Al mismo tiempo, se vislumbra también otra historia, otro monte, el monte de la tentación, del cual habla Mateo en su narración de las tentaciones (cfr. Mt 4,8–11). El diablo había llevado al Señor a un monte muy alto, desde donde se veían todos los reinos de la tierra, la gloria de estos reinos, y le había dicho: “Todo esto es tuyo, si me adoras”. Era la oferta del poder del mundo, y parece que este es el contenido de la “redención” ofrecida por Satanás: tener poder en el mundo.

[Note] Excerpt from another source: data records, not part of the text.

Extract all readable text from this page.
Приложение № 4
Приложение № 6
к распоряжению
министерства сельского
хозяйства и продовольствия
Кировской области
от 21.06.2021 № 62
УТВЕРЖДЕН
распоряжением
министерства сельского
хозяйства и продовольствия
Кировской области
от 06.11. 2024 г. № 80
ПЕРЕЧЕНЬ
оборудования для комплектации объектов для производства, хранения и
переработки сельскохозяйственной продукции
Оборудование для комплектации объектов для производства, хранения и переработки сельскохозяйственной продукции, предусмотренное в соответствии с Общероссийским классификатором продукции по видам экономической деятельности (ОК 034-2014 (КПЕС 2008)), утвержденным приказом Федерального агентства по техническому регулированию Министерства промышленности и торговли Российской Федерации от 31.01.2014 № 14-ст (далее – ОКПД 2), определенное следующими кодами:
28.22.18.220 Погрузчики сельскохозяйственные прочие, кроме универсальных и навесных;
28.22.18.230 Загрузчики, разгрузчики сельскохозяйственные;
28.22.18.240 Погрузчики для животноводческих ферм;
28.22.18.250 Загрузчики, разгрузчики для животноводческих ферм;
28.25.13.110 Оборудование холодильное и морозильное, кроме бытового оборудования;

Pero Jesús no había dicho “sí”, porque no adora a Satanás, es decir, no adora el poder militar, económico o de la opinión pública como poder último; no reconoce esto como el verdadero poder, no está dispuesto a adorar el poder del mundo, las cosas materiales. La respuesta del diablo había sido la condena de Jesús a la muerte, y así la historia habría terminado. Sin embargo, Jesús ha resucitado y ahora puede decir: “Se me ha dado todo poder en el cielo y en la tierra”.
¿Cuál es la diferencia entre el poder ofrecido por el diablo y este “todo poder” del Señor?
Aparece de inmediato una primera diferencia: el del Señor es “poder en el cielo y en la tierra”. Mientras que el diablo había ofrecido toda la gloria del poder económico, etc., pero nada del cielo, Jesús ahora dispone de todo poder en el cielo y en la tierra. Solo un poder que también incluye el cielo es verdadero poder: un poder totalmente cerrado al cielo es un poder destructivo; solo un poder unido al cielo, abierto al cielo, es verdadero poder para la verdadera felicidad del hombre.
Cierto, hoy, un Estado laico no puede ser un Estado religioso; sin embargo, aunque permanezca neutral, no puede cerrarse a los grandes valores fundamentales, a las grandes descripciones del cielo, de la naturaleza del hombre; en este sentido, debe estar siempre abierto a este otro poder.
La segunda diferencia concreta es que el poder del Señor es el poder del Crucificado, un poder que se da a través de la Cruz. Su monte es el monte de la Cruz, su altura es la altura de la Cruz, es decir, la altura del amor que se entrega, el amor que es el verdadero poder, incluso si debe dejarse matar. Además, es poder de la verdad, que no se impone al corazón con instrumentos de dominio, sino solo con la libre convicción. Este es el poder de Jesús, el poder del Crucificado; este es el verdadero poder, que vence, que redime realmente, aunque no sea cómodo para nosotros.
A causa de este poder —porque tiene todo poder en el cielo y en la tierra— Jesús ahora puede enviar a sus once Apóstoles a todas las partes del mundo, a todas las naciones, para hacer discípulos suyos a todas las naciones: solo este poder lo permite.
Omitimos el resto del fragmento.